Es gibt nur wenige Erkenntnisse über das Management von perkutanen Cholezystostomiekathetern, und randomisierte Studien zur Bewertung der besten Strategie für diese Patientengruppe sind derzeit erforderlich.

Ethische Angaben

Schutz von Mensch und Tier. Die Autoren erklären, dass für diesen Artikel keine Experimente an Menschen oder Tieren durchgeführt wurden.

Geheimhaltung von Daten. Die Autoren erklären, dass sie alle Patientendaten gemäß den Protokollen ihres Arbeitszentrums vertraulich und anonym behandelt haben.

Recht auf Privatsphäre und informierte Zustimmung.
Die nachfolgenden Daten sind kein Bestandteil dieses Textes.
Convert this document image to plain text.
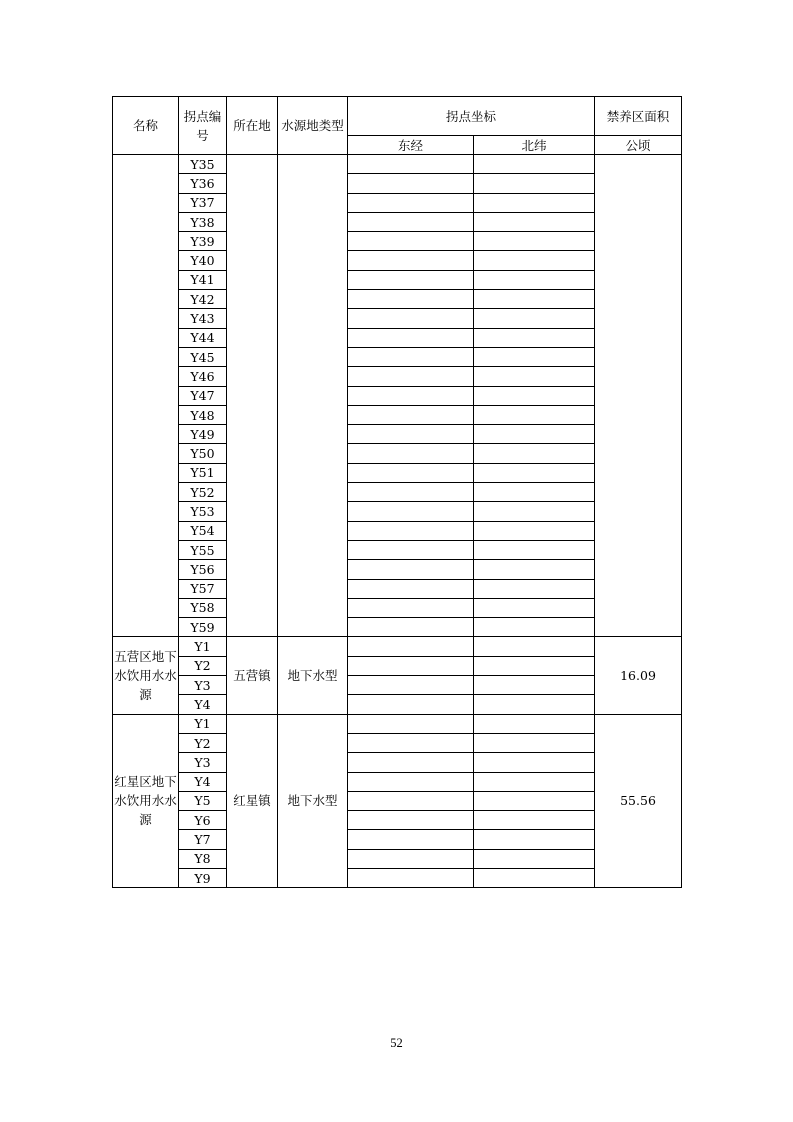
名称	拐点编号	所在地	水源地类型	拐点坐标		禁养区面积
				东经	北纬	公顷
	Y35					
	Y36					
	Y37					
	Y38					
	Y39					
	Y40					
	Y41					
	Y42					
	Y43					
	Y44					
	Y45					
	Y46					
	Y47					
	Y48					
	Y49					
	Y50					
	Y51					
	Y52					
	Y53					
	Y54					
	Y55					
	Y56					
	Y57					
	Y58					
	Y59					
五营区地下水饮用水水源	Y1	五营镇	地下水型			16.09
	Y2					
	Y3					
	Y4					
红星区地下水饮用水水源	Y1	红星镇	地下水型			55.56
	Y2					
	Y3					
	Y4					
	Y5					
	Y6					
	Y7					
	Y8					
	Y9					
52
Die Autoren erklären, dass in diesem Artikel keine Patientendaten erscheinen, die ihre Identität gefährden, und dass es daher nicht notwendig war, ihre informierte Zustimmung einzuholen.

Finanzielle Offenlegung

Im Zusammenhang mit diesem Artikel wurde keine finanzielle Unterstützung gewährt.

Interessenkonflikt

Die Autoren erklären, dass es keinen Interessenkonflikt gibt.